Por tierras desconocidas.

El pánico más absoluto que se puede vivir en solitario, en la actualidad, en nuestro cómodo primer mundo, podría ser este: estar en el extranjero y que tu móvil –habitualmente un smartphone– diga que hasta luego, Maricarmen.

Pues eso mismo me ha pasado esta pasada semana.
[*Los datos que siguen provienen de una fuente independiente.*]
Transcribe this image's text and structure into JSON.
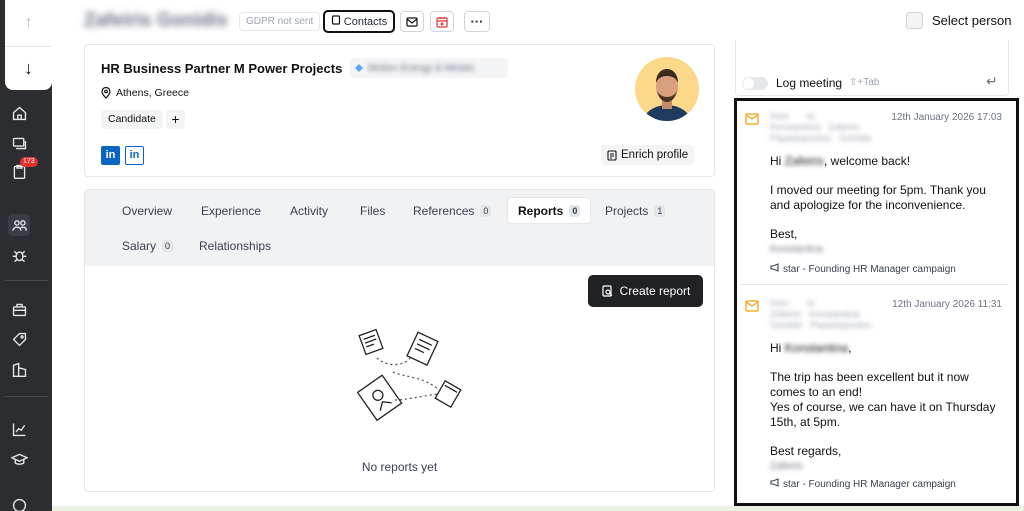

No sé por qué motivo mi compañía de teléfono no ha activado el roaming, dejándome sin llamadas, ni datos, ni ná durante cinco días en un país no hispanoparlante (aunque reconozco que he estado hablando más en español en Holanda que ciertos días en Andalucía).

Pensaba anteanoche, en uno de los momentos de mayor desasosiego por tener que ir al día siguiente a una zona poco turistificada del extrarradio (conocen, queridos lectores, cuál es una de mis mayores aficiones), que les iba a poner pingando a los del teléfono nada más bajase del avión, ya en España. Pero no lo he hecho y creo que no lo voy a hacer, la verdad.

La razón: me lo he pasado francamente bien.

He comido en restaurantes que por intuición me resultaban interesantes y no me he equivocado demasiado. He consultado los mapas de papel –una vez el GPS en el hotel– para ir a tal o cual hito. Me he manejado muy bien con el transporte público, con sus grafías eficazmente diseñadas; si me liaba mucho, preguntaba a algún lugareño. He leído muchísimo, teniendo en cuenta que no suelo leer casi nada cuando viajo (salvo durante el desplazamiento si no conduzco yo, obvio) y lo mejor es que he conocido gran parte de la esencia de la ciudad que he visitado gracias a dichas lecturas y, sobre todo, a mi observación directa de la realidad, que entraba por mis propios miopes ojos y no a través de una pantalla.

No es fácil vivir sin móvil hoy en día –les digo que he ido sobrada de ansiedad a ratos–, pero no es imposible y, es más, me atrevería a decir que como experiencia de vida es incluso mejor.